June 24, 2020
How not to fob off Karlsruhe
The big misunderstanding in many discussions on the German constitutional court is this: the court rules, but it does not manage the aftermath. In particular, the court does not have a policy to make sure that its rulings are implemented properly. Nobody from the Bundesbank will go to Karlsruhe and ask whether a particular response to the QE ruling is acceptable. If the court is unhappy, it can always accept a new case, and then rule again. This is how we expect this whole thing to be pushed forward.
The most concrete part of the ruling was the mandate of a proportionality assessment, but we think this is a red herring. It won't have any immediate impact on the ECB's asset purchase programmes. There are more important, albeit less immediate, aspects of the ruling.

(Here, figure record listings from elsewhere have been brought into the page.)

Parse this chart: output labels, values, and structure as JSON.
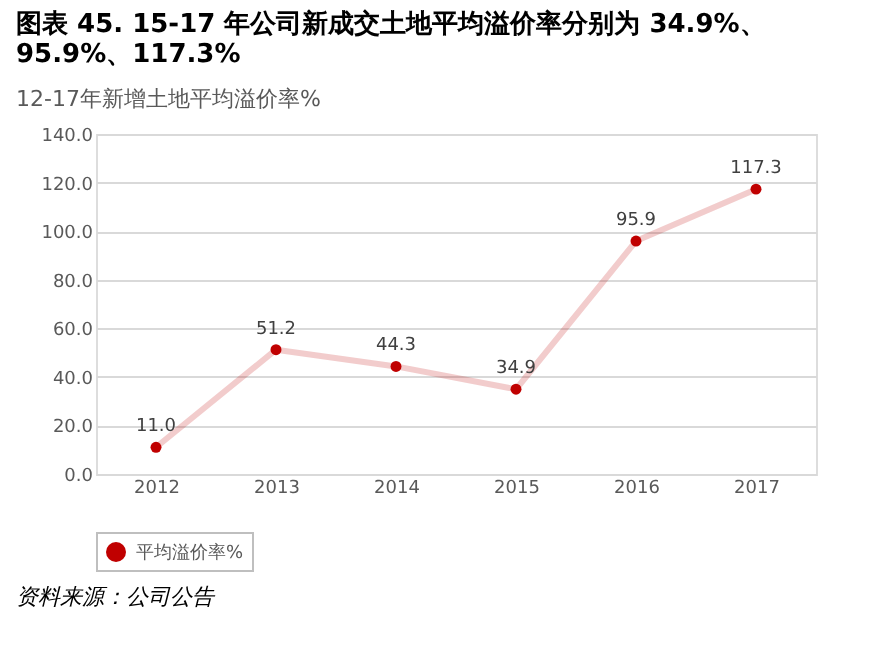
{
  "chart_data": {
    "type": "line",
    "title": "图表 45. 15-17 年公司新成交土地平均溢价率分别为 34.9%、95.9%、117.3%",
    "subtitle": "12-17年新增土地平均溢价率%",
    "categories": [
      "2012",
      "2013",
      "2014",
      "2015",
      "2016",
      "2017"
    ],
    "series": [
      {
        "name": "平均溢价率%",
        "color": "#c00000",
        "values": [
          11.0,
          51.2,
          44.3,
          34.9,
          95.9,
          117.3
        ],
        "value_labels": [
          "11.0",
          "51.2",
          "44.3",
          "34.9",
          "95.9",
          "117.3"
        ]
      }
    ],
    "ylim": [
      0,
      140
    ],
    "yticks": [
      {
        "value": 0,
        "label": "0.0"
      },
      {
        "value": 20,
        "label": "20.0"
      },
      {
        "value": 40,
        "label": "40.0"
      },
      {
        "value": 60,
        "label": "60.0"
      },
      {
        "value": 80,
        "label": "80.0"
      },
      {
        "value": 100,
        "label": "100.0"
      },
      {
        "value": 120,
        "label": "120.0"
      },
      {
        "value": 140,
        "label": "140.0"
      }
    ],
    "grid": "y",
    "legend": "bottom",
    "marker": "circle",
    "line_style": "solid",
    "annotations": [
      "资料来源：公司公告"
    ]
  }
}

As FAZ reports, there is now a hideously complex solution to the proportionality problem: the ECB internally compiles documents to justify the purchases. The Bundesbank then hands this information over to the German government and parliament. The Bundesbank president then answers any questions by the parliament.
Frankly, we could not care less who pushes what kinds of papers in which direction. This exercise is obviously a farce. There is no way any central bank could, or should, ever fulfil a German constitutional proportionality assessment in any meaningful way. It is in the nature of rules-based monetary policymaking that decisions are not always proportionate.

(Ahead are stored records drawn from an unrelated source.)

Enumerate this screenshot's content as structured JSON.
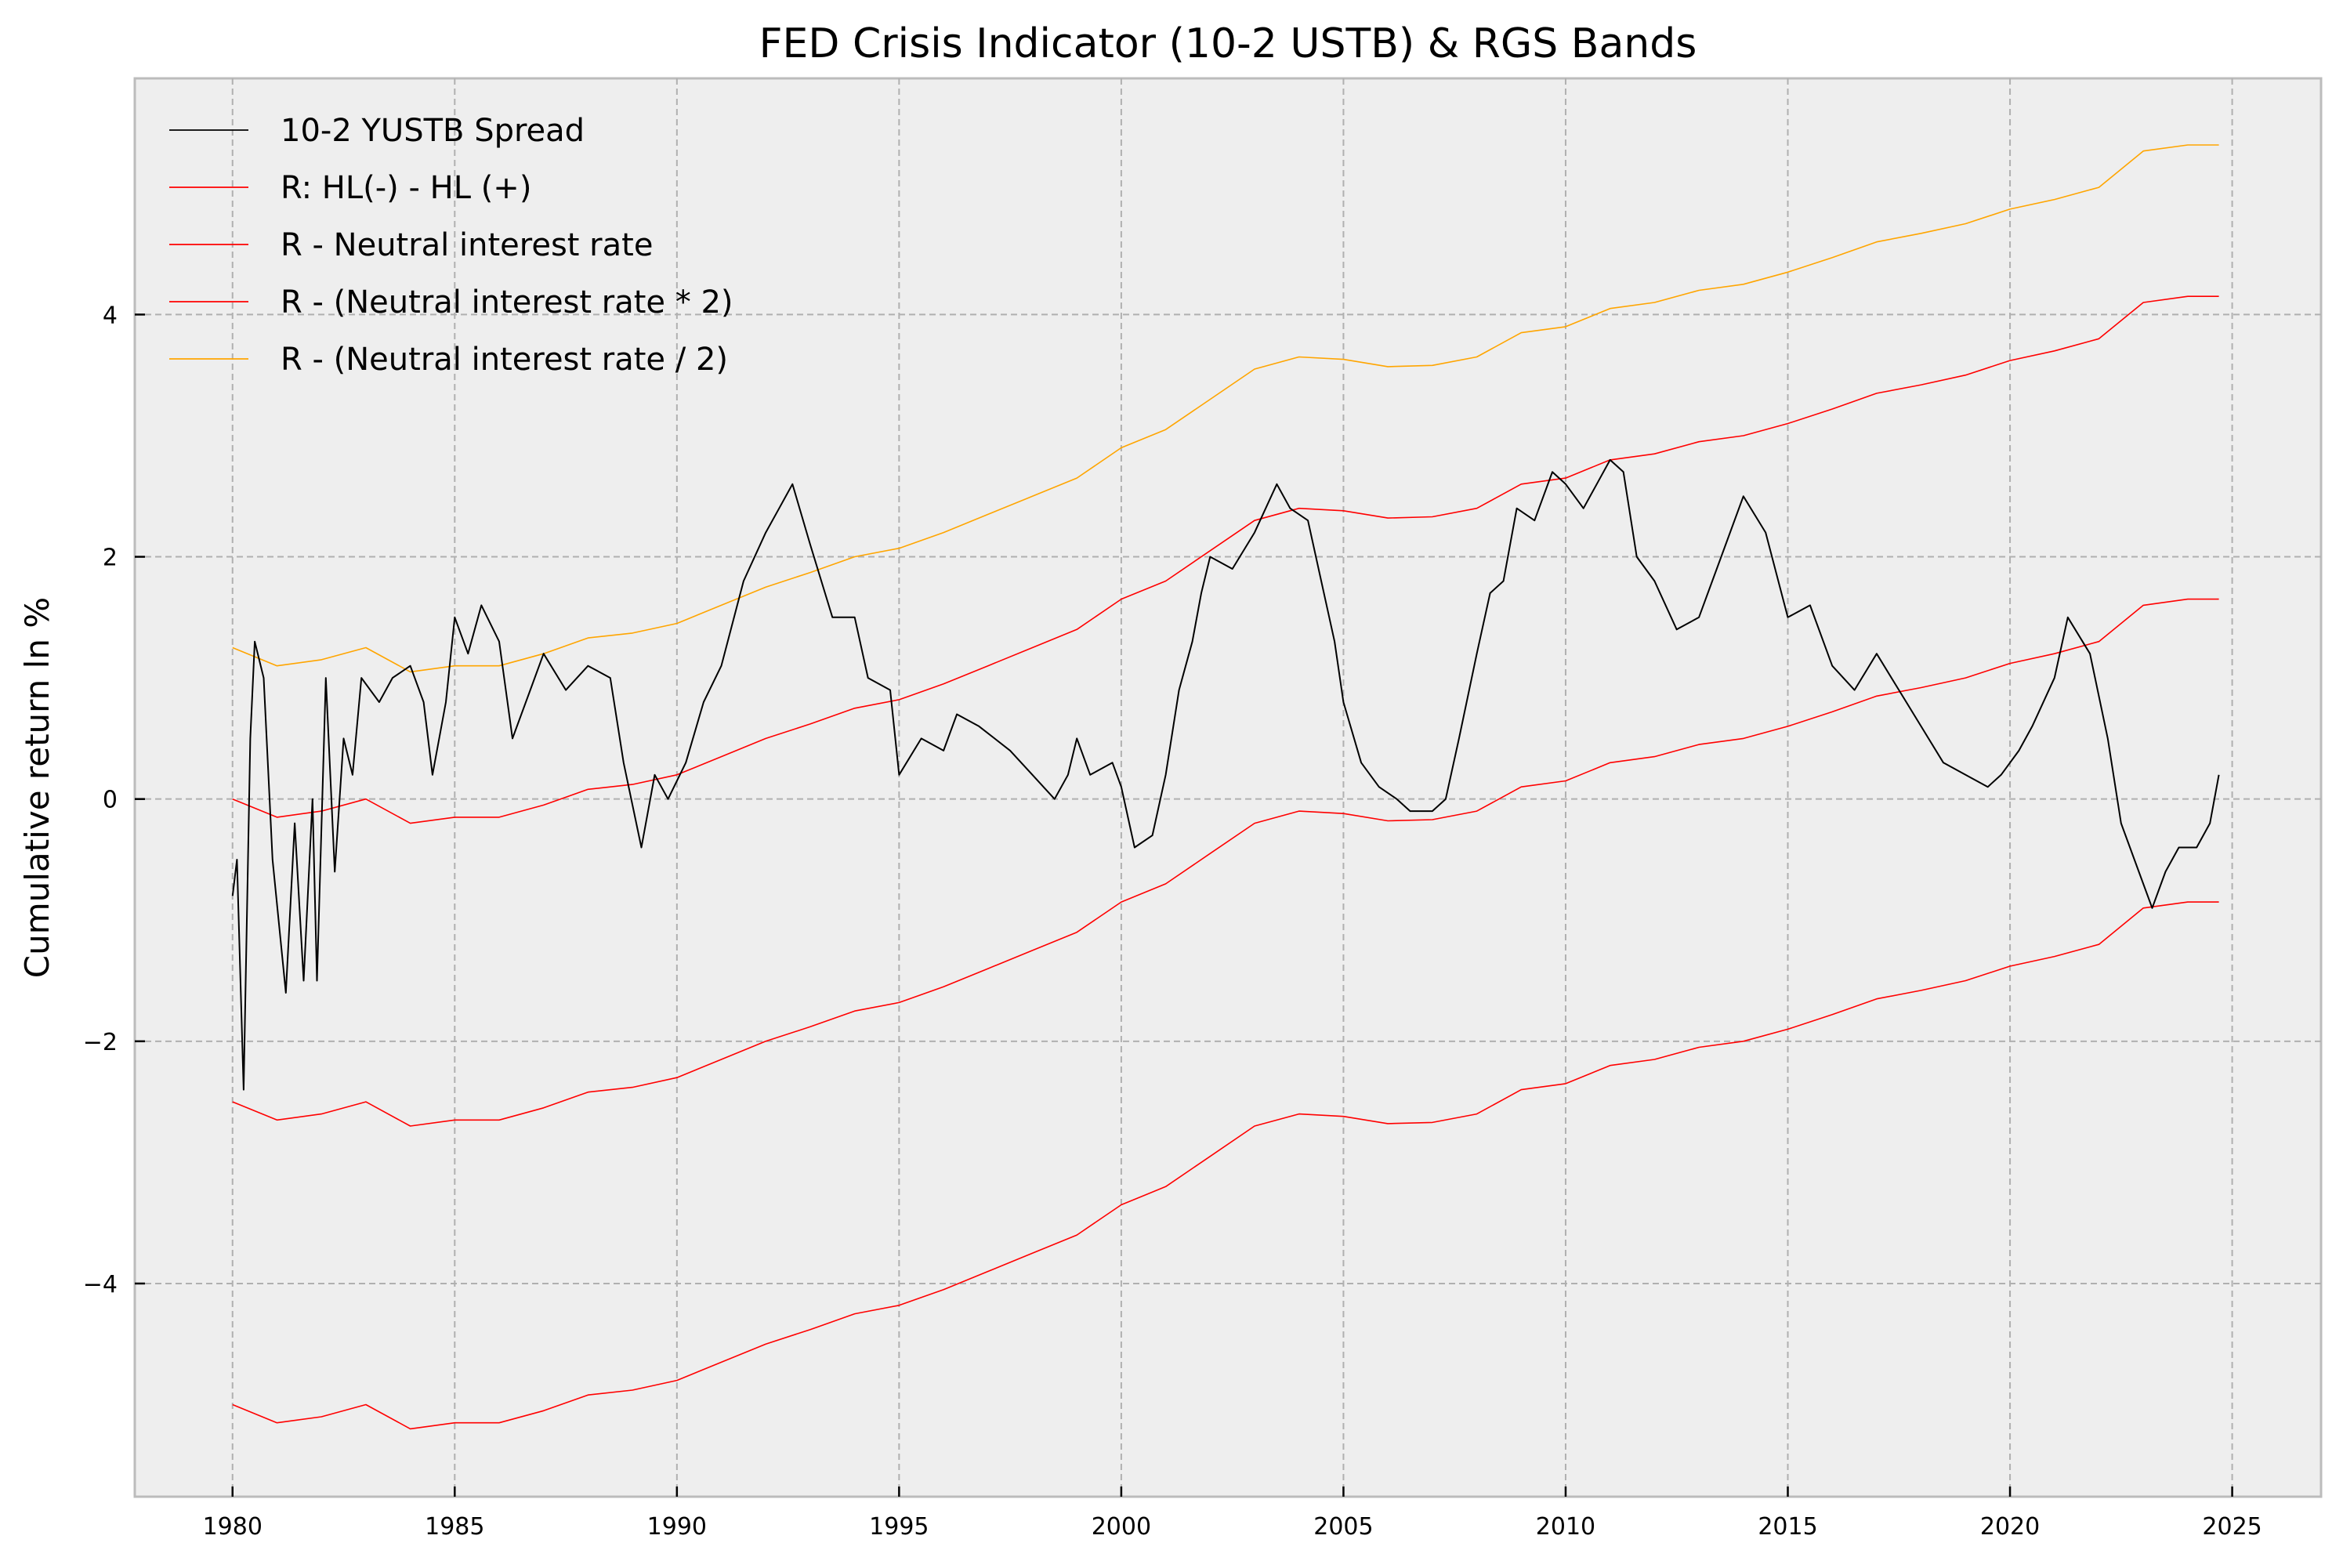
{
  "chart_data": {
    "type": "line",
    "title": "FED Crisis Indicator (10-2 USTB) & RGS Bands",
    "xlabel": "",
    "ylabel": "Cumulative return ln %",
    "xlim": [
      1977.8,
      2027.0
    ],
    "ylim": [
      -5.76,
      5.95
    ],
    "xticks": [
      1980,
      1985,
      1990,
      1995,
      2000,
      2005,
      2010,
      2015,
      2020,
      2025
    ],
    "xtick_labels": [
      "1980",
      "1985",
      "1990",
      "1995",
      "2000",
      "2005",
      "2010",
      "2015",
      "2020",
      "2025"
    ],
    "yticks": [
      -4,
      -2,
      0,
      2,
      4
    ],
    "ytick_labels": [
      "−4",
      "−2",
      "0",
      "2",
      "4"
    ],
    "grid": true,
    "legend_position": "top-left",
    "background": "#eeeeee",
    "series": [
      {
        "name": "10-2 YUSTB Spread",
        "color": "#000000",
        "x": [
          1980.0,
          1980.1,
          1980.25,
          1980.4,
          1980.5,
          1980.7,
          1980.9,
          1981.2,
          1981.4,
          1981.6,
          1981.8,
          1981.9,
          1982.1,
          1982.3,
          1982.5,
          1982.7,
          1982.9,
          1983.3,
          1983.6,
          1984.0,
          1984.3,
          1984.5,
          1984.8,
          1985.0,
          1985.3,
          1985.6,
          1986.0,
          1986.3,
          1986.7,
          1987.0,
          1987.5,
          1988.0,
          1988.5,
          1988.8,
          1989.2,
          1989.5,
          1989.8,
          1990.2,
          1990.6,
          1991.0,
          1991.5,
          1992.0,
          1992.3,
          1992.6,
          1993.0,
          1993.5,
          1994.0,
          1994.3,
          1994.8,
          1995.0,
          1995.5,
          1996.0,
          1996.3,
          1996.8,
          1997.5,
          1998.0,
          1998.5,
          1998.8,
          1999.0,
          1999.3,
          1999.8,
          2000.0,
          2000.3,
          2000.7,
          2001.0,
          2001.3,
          2001.6,
          2001.8,
          2002.0,
          2002.5,
          2003.0,
          2003.5,
          2003.8,
          2004.2,
          2004.5,
          2004.8,
          2005.0,
          2005.4,
          2005.8,
          2006.2,
          2006.5,
          2007.0,
          2007.3,
          2007.6,
          2008.0,
          2008.3,
          2008.6,
          2008.9,
          2009.3,
          2009.7,
          2010.0,
          2010.4,
          2010.7,
          2011.0,
          2011.3,
          2011.6,
          2012.0,
          2012.5,
          2013.0,
          2013.5,
          2014.0,
          2014.5,
          2015.0,
          2015.5,
          2016.0,
          2016.5,
          2017.0,
          2017.5,
          2018.0,
          2018.5,
          2019.0,
          2019.5,
          2019.8,
          2020.2,
          2020.5,
          2021.0,
          2021.3,
          2021.8,
          2022.2,
          2022.5,
          2022.8,
          2023.2,
          2023.5,
          2023.8,
          2024.2,
          2024.5,
          2024.7
        ],
        "y": [
          -0.8,
          -0.5,
          -2.4,
          0.5,
          1.3,
          1.0,
          -0.5,
          -1.6,
          -0.2,
          -1.5,
          0.0,
          -1.5,
          1.0,
          -0.6,
          0.5,
          0.2,
          1.0,
          0.8,
          1.0,
          1.1,
          0.8,
          0.2,
          0.8,
          1.5,
          1.2,
          1.6,
          1.3,
          0.5,
          0.9,
          1.2,
          0.9,
          1.1,
          1.0,
          0.3,
          -0.4,
          0.2,
          0.0,
          0.3,
          0.8,
          1.1,
          1.8,
          2.2,
          2.4,
          2.6,
          2.1,
          1.5,
          1.5,
          1.0,
          0.9,
          0.2,
          0.5,
          0.4,
          0.7,
          0.6,
          0.4,
          0.2,
          0.0,
          0.2,
          0.5,
          0.2,
          0.3,
          0.1,
          -0.4,
          -0.3,
          0.2,
          0.9,
          1.3,
          1.7,
          2.0,
          1.9,
          2.2,
          2.6,
          2.4,
          2.3,
          1.8,
          1.3,
          0.8,
          0.3,
          0.1,
          0.0,
          -0.1,
          -0.1,
          0.0,
          0.5,
          1.2,
          1.7,
          1.8,
          2.4,
          2.3,
          2.7,
          2.6,
          2.4,
          2.6,
          2.8,
          2.7,
          2.0,
          1.8,
          1.4,
          1.5,
          2.0,
          2.5,
          2.2,
          1.5,
          1.6,
          1.1,
          0.9,
          1.2,
          0.9,
          0.6,
          0.3,
          0.2,
          0.1,
          0.2,
          0.4,
          0.6,
          1.0,
          1.5,
          1.2,
          0.5,
          -0.2,
          -0.5,
          -0.9,
          -0.6,
          -0.4,
          -0.4,
          -0.2,
          0.2
        ]
      },
      {
        "name": "R: HL(-) - HL (+)",
        "color": "#ff0000",
        "x": [
          1980,
          1981,
          1982,
          1983,
          1984,
          1985,
          1986,
          1987,
          1988,
          1989,
          1990,
          1991,
          1992,
          1993,
          1994,
          1995,
          1996,
          1997,
          1998,
          1999,
          2000,
          2001,
          2002,
          2003,
          2004,
          2005,
          2006,
          2007,
          2008,
          2009,
          2010,
          2011,
          2012,
          2013,
          2014,
          2015,
          2016,
          2017,
          2018,
          2019,
          2020,
          2021,
          2022,
          2023,
          2024,
          2024.7
        ],
        "y": [
          -5.0,
          -5.15,
          -5.1,
          -5.0,
          -5.2,
          -5.15,
          -5.15,
          -5.05,
          -4.92,
          -4.88,
          -4.8,
          -4.65,
          -4.5,
          -4.38,
          -4.25,
          -4.18,
          -4.05,
          -3.9,
          -3.75,
          -3.6,
          -3.35,
          -3.2,
          -2.95,
          -2.7,
          -2.6,
          -2.62,
          -2.68,
          -2.67,
          -2.6,
          -2.4,
          -2.35,
          -2.2,
          -2.15,
          -2.05,
          -2.0,
          -1.9,
          -1.78,
          -1.65,
          -1.58,
          -1.5,
          -1.38,
          -1.3,
          -1.2,
          -0.9,
          -0.85,
          -0.85
        ]
      },
      {
        "name": "R - Neutral interest rate",
        "color": "#ff0000",
        "x": [
          1980,
          1981,
          1982,
          1983,
          1984,
          1985,
          1986,
          1987,
          1988,
          1989,
          1990,
          1991,
          1992,
          1993,
          1994,
          1995,
          1996,
          1997,
          1998,
          1999,
          2000,
          2001,
          2002,
          2003,
          2004,
          2005,
          2006,
          2007,
          2008,
          2009,
          2010,
          2011,
          2012,
          2013,
          2014,
          2015,
          2016,
          2017,
          2018,
          2019,
          2020,
          2021,
          2022,
          2023,
          2024,
          2024.7
        ],
        "y": [
          0.0,
          -0.15,
          -0.1,
          0.0,
          -0.2,
          -0.15,
          -0.15,
          -0.05,
          0.08,
          0.12,
          0.2,
          0.35,
          0.5,
          0.62,
          0.75,
          0.82,
          0.95,
          1.1,
          1.25,
          1.4,
          1.65,
          1.8,
          2.05,
          2.3,
          2.4,
          2.38,
          2.32,
          2.33,
          2.4,
          2.6,
          2.65,
          2.8,
          2.85,
          2.95,
          3.0,
          3.1,
          3.22,
          3.35,
          3.42,
          3.5,
          3.62,
          3.7,
          3.8,
          4.1,
          4.15,
          4.15
        ]
      },
      {
        "name": "R - (Neutral interest rate * 2)",
        "color": "#ff0000",
        "x": [
          1980,
          1981,
          1982,
          1983,
          1984,
          1985,
          1986,
          1987,
          1988,
          1989,
          1990,
          1991,
          1992,
          1993,
          1994,
          1995,
          1996,
          1997,
          1998,
          1999,
          2000,
          2001,
          2002,
          2003,
          2004,
          2005,
          2006,
          2007,
          2008,
          2009,
          2010,
          2011,
          2012,
          2013,
          2014,
          2015,
          2016,
          2017,
          2018,
          2019,
          2020,
          2021,
          2022,
          2023,
          2024,
          2024.7
        ],
        "y": [
          -2.5,
          -2.65,
          -2.6,
          -2.5,
          -2.7,
          -2.65,
          -2.65,
          -2.55,
          -2.42,
          -2.38,
          -2.3,
          -2.15,
          -2.0,
          -1.88,
          -1.75,
          -1.68,
          -1.55,
          -1.4,
          -1.25,
          -1.1,
          -0.85,
          -0.7,
          -0.45,
          -0.2,
          -0.1,
          -0.12,
          -0.18,
          -0.17,
          -0.1,
          0.1,
          0.15,
          0.3,
          0.35,
          0.45,
          0.5,
          0.6,
          0.72,
          0.85,
          0.92,
          1.0,
          1.12,
          1.2,
          1.3,
          1.6,
          1.65,
          1.65
        ]
      },
      {
        "name": "R - (Neutral interest rate / 2)",
        "color": "#ffa500",
        "x": [
          1980,
          1981,
          1982,
          1983,
          1984,
          1985,
          1986,
          1987,
          1988,
          1989,
          1990,
          1991,
          1992,
          1993,
          1994,
          1995,
          1996,
          1997,
          1998,
          1999,
          2000,
          2001,
          2002,
          2003,
          2004,
          2005,
          2006,
          2007,
          2008,
          2009,
          2010,
          2011,
          2012,
          2013,
          2014,
          2015,
          2016,
          2017,
          2018,
          2019,
          2020,
          2021,
          2022,
          2023,
          2024,
          2024.7
        ],
        "y": [
          1.25,
          1.1,
          1.15,
          1.25,
          1.05,
          1.1,
          1.1,
          1.2,
          1.33,
          1.37,
          1.45,
          1.6,
          1.75,
          1.87,
          2.0,
          2.07,
          2.2,
          2.35,
          2.5,
          2.65,
          2.9,
          3.05,
          3.3,
          3.55,
          3.65,
          3.63,
          3.57,
          3.58,
          3.65,
          3.85,
          3.9,
          4.05,
          4.1,
          4.2,
          4.25,
          4.35,
          4.47,
          4.6,
          4.67,
          4.75,
          4.87,
          4.95,
          5.05,
          5.35,
          5.4,
          5.4
        ]
      }
    ]
  }
}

The two lingering issues from the ruling are the conflicts between German and EU law, and the stipulation that the Bundesbank must advocate exit strategies from asset purchases. We think the latter in particular will affect ECB policy in the long term, because it will legally enshrine the Bundesbank president's vote in the governing council. If the purpose of an asset-purchase programme is to secure Italy's solvency, the stipulation of an exit strategy will be self-defeating. The big conflict therefore remains unresolved. It will erupt when the eurozone economy has recovered enough to justify a policy reversal, if that situation coincides with a recovery in inflation rates.

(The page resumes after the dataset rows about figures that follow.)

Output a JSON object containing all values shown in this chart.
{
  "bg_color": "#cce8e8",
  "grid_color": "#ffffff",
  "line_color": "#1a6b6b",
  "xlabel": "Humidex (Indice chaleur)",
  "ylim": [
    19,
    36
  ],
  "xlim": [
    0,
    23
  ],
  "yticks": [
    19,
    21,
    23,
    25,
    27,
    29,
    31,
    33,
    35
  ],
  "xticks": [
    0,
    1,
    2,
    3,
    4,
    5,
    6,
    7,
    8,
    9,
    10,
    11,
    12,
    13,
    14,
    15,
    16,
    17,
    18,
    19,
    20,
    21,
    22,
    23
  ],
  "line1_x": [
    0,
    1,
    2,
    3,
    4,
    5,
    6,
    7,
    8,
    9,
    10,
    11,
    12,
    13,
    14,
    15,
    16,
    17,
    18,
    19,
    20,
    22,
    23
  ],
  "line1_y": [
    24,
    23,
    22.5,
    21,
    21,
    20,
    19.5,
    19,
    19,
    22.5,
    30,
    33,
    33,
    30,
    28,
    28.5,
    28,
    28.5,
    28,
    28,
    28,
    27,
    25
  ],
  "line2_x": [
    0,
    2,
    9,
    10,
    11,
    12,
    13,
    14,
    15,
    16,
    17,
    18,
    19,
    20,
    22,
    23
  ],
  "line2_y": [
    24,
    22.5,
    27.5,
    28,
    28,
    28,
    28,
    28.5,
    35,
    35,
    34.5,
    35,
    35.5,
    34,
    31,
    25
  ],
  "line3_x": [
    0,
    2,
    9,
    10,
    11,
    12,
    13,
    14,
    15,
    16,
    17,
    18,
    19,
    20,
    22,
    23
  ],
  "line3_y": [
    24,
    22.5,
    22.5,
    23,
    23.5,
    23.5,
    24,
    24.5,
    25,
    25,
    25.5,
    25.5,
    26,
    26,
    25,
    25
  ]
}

Perhaps a more important development than the fake compromise on proportionality is the appointment of a new justice to the court's second senate. This is the part of the court responsible for rulings relating to the monetary union. Court appointments are political. Astrid Wallrabenstein, the new justice, was nominated by the Greens. Andreas Vosskuhle, the previous president of the court, retired on the day of the controversial ruling. Wallrabenstein is more pro-European. We suspect the ruling would have been 6-2, not 7-1, if she had been on the bench. Before the ruling, some commentators had tried to guesstimate the various justices' views on the EU. The concluded that there were 5 eurosceptics and 3 pro-Europeans. Wallrabenstein could therefore shift the balance to some extent, but we think the court's eurosceptic majority is solid for the time being.